Before you can query, the collection must have a vector search index. Create it in the Atlas UI or via the API, matching numDimensions to your embedding model (1536 for text-embedding-3-small) and path to your embedding field:

{
  "fields": [
    {
      "type": "vector",
      "path": "embedding",
      "numDimensions": 1536,
      "similarity": "cosine"
    }
  ]
}

Creating the index

MongoDbVectorIndex::new wraps a collection with an embedding model, the name of the Atlas vector index, and search parameters. It validates the index on construction (existence, dimensions, and similarity metric).

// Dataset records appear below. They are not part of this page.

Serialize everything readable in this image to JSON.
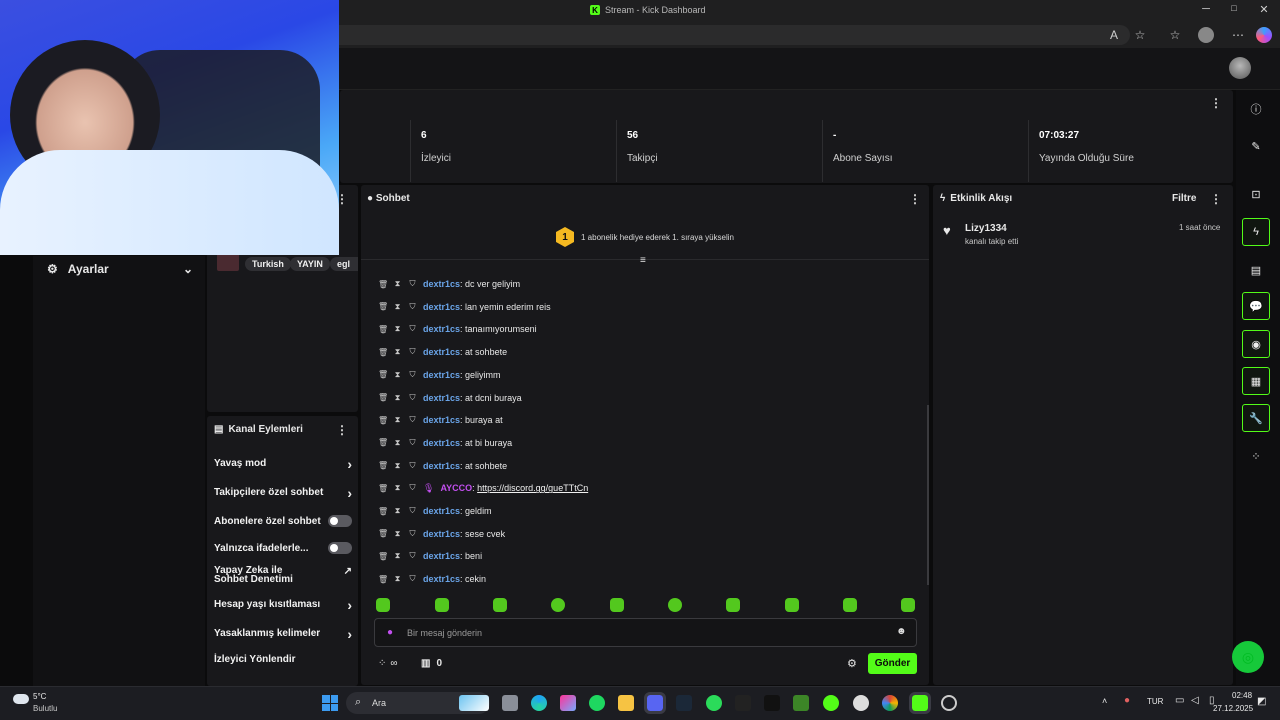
{
  "window": {
    "title": "Stream - Kick Dashboard",
    "favicon_letter": "K"
  },
  "browser": {
    "read_aloud": "A",
    "min": "─",
    "max": "□",
    "close": "✕"
  },
  "stats": [
    {
      "value": "6",
      "label": "İzleyici"
    },
    {
      "value": "56",
      "label": "Takipçi"
    },
    {
      "value": "-",
      "label": "Abone Sayısı"
    },
    {
      "value": "07:03:27",
      "label": "Yayında Olduğu Süre"
    }
  ],
  "left_nav": {
    "settings_label": "Ayarlar"
  },
  "tags": [
    "Turkish",
    "YAYIN",
    "egl"
  ],
  "channel_actions": {
    "title": "Kanal Eylemleri",
    "items": [
      {
        "label": "Yavaş mod",
        "control": "chevron"
      },
      {
        "label": "Takipçilere özel sohbet",
        "control": "chevron"
      },
      {
        "label": "Abonelere özel sohbet",
        "control": "toggle"
      },
      {
        "label": "Yalnızca ifadelerle...",
        "control": "toggle"
      },
      {
        "label": "Yapay Zeka ile Sohbet Denetimi",
        "control": "external"
      },
      {
        "label": "Hesap yaşı kısıtlaması",
        "control": "chevron"
      },
      {
        "label": "Yasaklanmış kelimeler",
        "control": "chevron"
      },
      {
        "label": "İzleyici Yönlendir",
        "control": "none"
      }
    ]
  },
  "chat": {
    "title": "Sohbet",
    "pinned": {
      "rank": "1",
      "text": "1 abonelik hediye ederek 1. sıraya yükselin"
    },
    "messages": [
      {
        "user": "dextr1cs",
        "text": "dc ver geliyim"
      },
      {
        "user": "dextr1cs",
        "text": "lan yemin ederim reis"
      },
      {
        "user": "dextr1cs",
        "text": "tanaımıyorumseni"
      },
      {
        "user": "dextr1cs",
        "text": "at sohbete"
      },
      {
        "user": "dextr1cs",
        "text": "geliyimm"
      },
      {
        "user": "dextr1cs",
        "text": "at dcni buraya"
      },
      {
        "user": "dextr1cs",
        "text": "buraya at"
      },
      {
        "user": "dextr1cs",
        "text": "at bi buraya"
      },
      {
        "user": "dextr1cs",
        "text": "at sohbete"
      },
      {
        "user": "AYCCO",
        "text": "https://discord.gg/gueTTtCn",
        "link": true
      },
      {
        "user": "dextr1cs",
        "text": "geldim"
      },
      {
        "user": "dextr1cs",
        "text": "sese cvek"
      },
      {
        "user": "dextr1cs",
        "text": "beni"
      },
      {
        "user": "dextr1cs",
        "text": "cekin"
      }
    ],
    "input_placeholder": "Bir mesaj gönderin",
    "points_count": "0",
    "infinity": "∞",
    "send_label": "Gönder"
  },
  "activity": {
    "title": "Etkinlik Akışı",
    "filter_label": "Filtre",
    "events": [
      {
        "user": "Lizy1334",
        "action": "kanalı takip etti",
        "time": "1 saat önce"
      }
    ]
  },
  "taskbar": {
    "weather_temp": "5°C",
    "weather_desc": "Bulutlu",
    "search_label": "Ara",
    "lang": "TUR",
    "time": "02:48",
    "date": "27.12.2025"
  },
  "colors": {
    "accent": "#53fc18",
    "panel": "#18181b",
    "username": "#6aa4e8",
    "mod_username": "#c34ff0"
  }
}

use rig_mongodb::{MongoDbVectorIndex, SearchParams};

let index = MongoDbVectorIndex::new(
    collection,       // mongodb::Collection<Document>
    model,            // an EmbeddingModel, used to embed queries
    "vector_index",   // the Atlas vector search index name
    SearchParams::new(),
)
.await?;

SearchParams lets you configure the embedding field name and the number of candidates the aggregation considers; see the docs.rs API for the options.

Connecting and querying

use std::env;
use mongodb::{bson, options::ClientOptions, Client as MongoClient, Collection};
use rig::Embed;
use rig::client::{EmbeddingsClient, ProviderClient};
use rig::providers::openai;
use rig::vector_store::{VectorStoreIndex, VectorSearchRequest};
use rig_mongodb::{MongoDbVectorIndex, SearchParams};
use serde::Deserialize;

#[derive(Embed, Clone, Deserialize, Debug)]
struct Document {
    #[serde(rename = "_id")]
    id: String,
    #[embed]
    content: String,
    embedding: Vec<f64>,
}

#[tokio::main]
async fn main() -> Result<(), anyhow::Error> {
    // Embedding model, used both to embed documents and to embed queries.
    let openai = openai::Client::from_env()?;
    let model = openai.embedding_model(openai::TEXT_EMBEDDING_3_SMALL);

    // Connect to MongoDB Atlas.
    let conn = env::var("MONGODB_CONNECTION_STRING")?;
    let options = ClientOptions::parse(conn).await?;
    let mongo = MongoClient::with_options(options)?;
    let collection: Collection<bson::Document> =
        mongo.database("knowledgebase").collection("context");

    // Wrap the collection in a Rig vector index.
    let index = MongoDbVectorIndex::new(
        collection,
        model,
        "vector_index",
        SearchParams::new(),
    )
    .await?;

    // Search.
    let req = VectorSearchRequest::builder()
        .query("What does \"glarb-glarb\" mean?")
        .samples(1)
        .build();

    let results = index.top_n::<Document>(req).await?;
    for (score, id, doc) in results {
        println!("{score:.3} {id}");
    }

    Ok(())
}

To insert documents, generate embeddings with EmbeddingsBuilder and write them to the collection (or use the shared InsertDocuments trait); see the overview.

How the search runs

Queries compile to a MongoDB aggregation pipeline with three stages: a $vectorSearch stage that finds nearest neighbors, a score stage that normalizes similarity scores, and a projection stage that shapes the returned documents. Errors surface as Rig’s VectorStoreError.